Across all three companies, the article identifies a few common themes:

  • Growth Through Diversification – Each company has multiple high‑margin revenue streams that shield them from a single product’s downturn.

  • AI as a Catalyst – Alphabet, Microsoft, and Amazon are all aggressively investing in generative AI, which is projected to become a mainstream commercial product in the next few years.

  • Regulatory and Competitive Pressures – While the article acknowledges the possibility of antitrust scrutiny, it notes that these companies have shown resilience in navigating regulatory landscapes.

  • Valuation Sensitivity – The predictions hinge on forward‑looking earnings estimates that can be volatile. A sudden slowdown in AI adoption or a macroeconomic shock could alter the trajectory.

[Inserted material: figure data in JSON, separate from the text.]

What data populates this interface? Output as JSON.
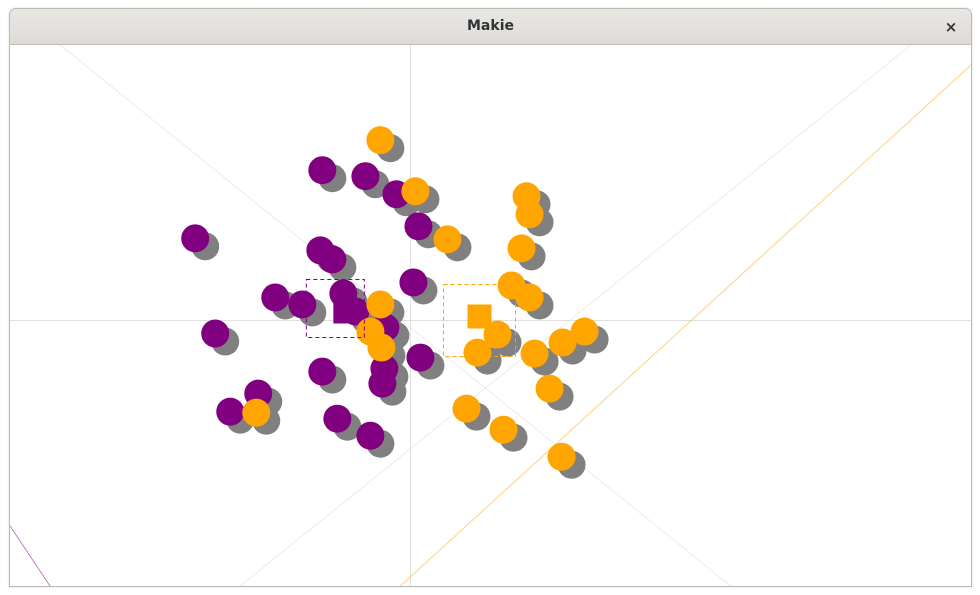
{
  "window": {
    "title": "Makie",
    "close_glyph": "×",
    "close_icon": "close-icon"
  },
  "colors": {
    "titlebar": "#e3e1de",
    "axis": "#dddddd",
    "shadow": "#808080",
    "series_a": "#800080",
    "series_b": "#ffa500"
  },
  "chart_data": {
    "type": "scatter",
    "title": "",
    "xlabel": "",
    "ylabel": "",
    "xlim": [
      -4,
      5.6
    ],
    "ylim": [
      -2.65,
      2.75
    ],
    "grid": false,
    "series": [
      {
        "color": "#800080",
        "shadow_offset": [
          0.1,
          -0.08
        ],
        "center_marker": [
          -0.65,
          0.09
        ],
        "points": [
          [
            -0.88,
            1.5
          ],
          [
            -0.45,
            1.44
          ],
          [
            -0.14,
            1.26
          ],
          [
            0.08,
            0.94
          ],
          [
            -2.15,
            0.82
          ],
          [
            -0.9,
            0.7
          ],
          [
            -0.78,
            0.61
          ],
          [
            0.03,
            0.38
          ],
          [
            -1.35,
            0.23
          ],
          [
            -0.67,
            0.27
          ],
          [
            -1.08,
            0.16
          ],
          [
            -0.55,
            0.09
          ],
          [
            -0.25,
            -0.07
          ],
          [
            -1.95,
            -0.13
          ],
          [
            0.1,
            -0.37
          ],
          [
            -0.88,
            -0.51
          ],
          [
            -0.26,
            -0.48
          ],
          [
            -0.28,
            -0.63
          ],
          [
            -1.52,
            -0.73
          ],
          [
            -1.8,
            -0.91
          ],
          [
            -0.73,
            -0.98
          ],
          [
            -0.4,
            -1.15
          ]
        ]
      },
      {
        "color": "#ffa500",
        "shadow_offset": [
          0.1,
          -0.08
        ],
        "center_marker": [
          0.69,
          0.04
        ],
        "points": [
          [
            -0.3,
            1.8
          ],
          [
            0.05,
            1.29
          ],
          [
            0.37,
            0.81
          ],
          [
            1.16,
            1.24
          ],
          [
            1.19,
            1.06
          ],
          [
            1.11,
            0.72
          ],
          [
            1.01,
            0.35
          ],
          [
            1.19,
            0.23
          ],
          [
            -0.3,
            0.16
          ],
          [
            -0.4,
            -0.11
          ],
          [
            -0.29,
            -0.27
          ],
          [
            0.87,
            -0.14
          ],
          [
            0.67,
            -0.32
          ],
          [
            1.24,
            -0.33
          ],
          [
            1.52,
            -0.22
          ],
          [
            1.74,
            -0.11
          ],
          [
            1.39,
            -0.68
          ],
          [
            -1.54,
            -0.92
          ],
          [
            0.56,
            -0.88
          ],
          [
            0.93,
            -1.09
          ],
          [
            1.51,
            -1.36
          ]
        ]
      }
    ],
    "reference_lines": [
      {
        "kind": "axis",
        "orientation": "vertical",
        "value": 0
      },
      {
        "kind": "axis",
        "orientation": "horizontal",
        "value": 0
      },
      {
        "kind": "diagonal",
        "from": [
          -3.5,
          2.75
        ],
        "to": [
          3.2,
          -2.65
        ]
      },
      {
        "kind": "diagonal",
        "from": [
          -1.7,
          -2.65
        ],
        "to": [
          5.0,
          2.75
        ]
      },
      {
        "kind": "diagonal",
        "from": [
          -0.1,
          -2.65
        ],
        "to": [
          5.6,
          2.55
        ],
        "color": "#ffa500"
      },
      {
        "kind": "diagonal",
        "from": [
          -4.0,
          -2.05
        ],
        "to": [
          -3.6,
          -2.65
        ],
        "color": "#800080"
      }
    ]
  }
}
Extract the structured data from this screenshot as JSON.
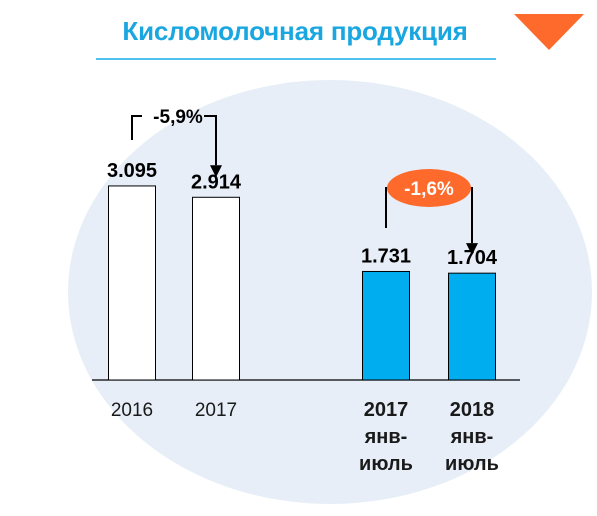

The author concludes by reminding readers that beating Apple is a long‑term goal, and that investors should consider the broader macro context, sector rotation, and personal risk tolerance. They also encourage readers to monitor quarterly earnings, product launches, and regulatory updates to adjust expectations accordingly.


Final Takeaway

The Fool article is essentially a “big‑cap playbook” for the next decade: it identifies Alphabet, Microsoft, and Amazon as the most likely candidates to eclipse Apple’s market capitalization, not because they are currently larger, but because their diversified business models, margin profiles, and AI‑focused growth trajectories position them for long‑term scale. While the predictions are inherently speculative, they are grounded in robust financial analysis and a forward‑looking perspective that many investors find compelling.

By following the embedded links, readers can dive deeper into each company’s fundamentals, view detailed charts, and read further Fool research to build a more nuanced view of each stock’s potential to reach, and perhaps surpass, Apple’s lofty valuation.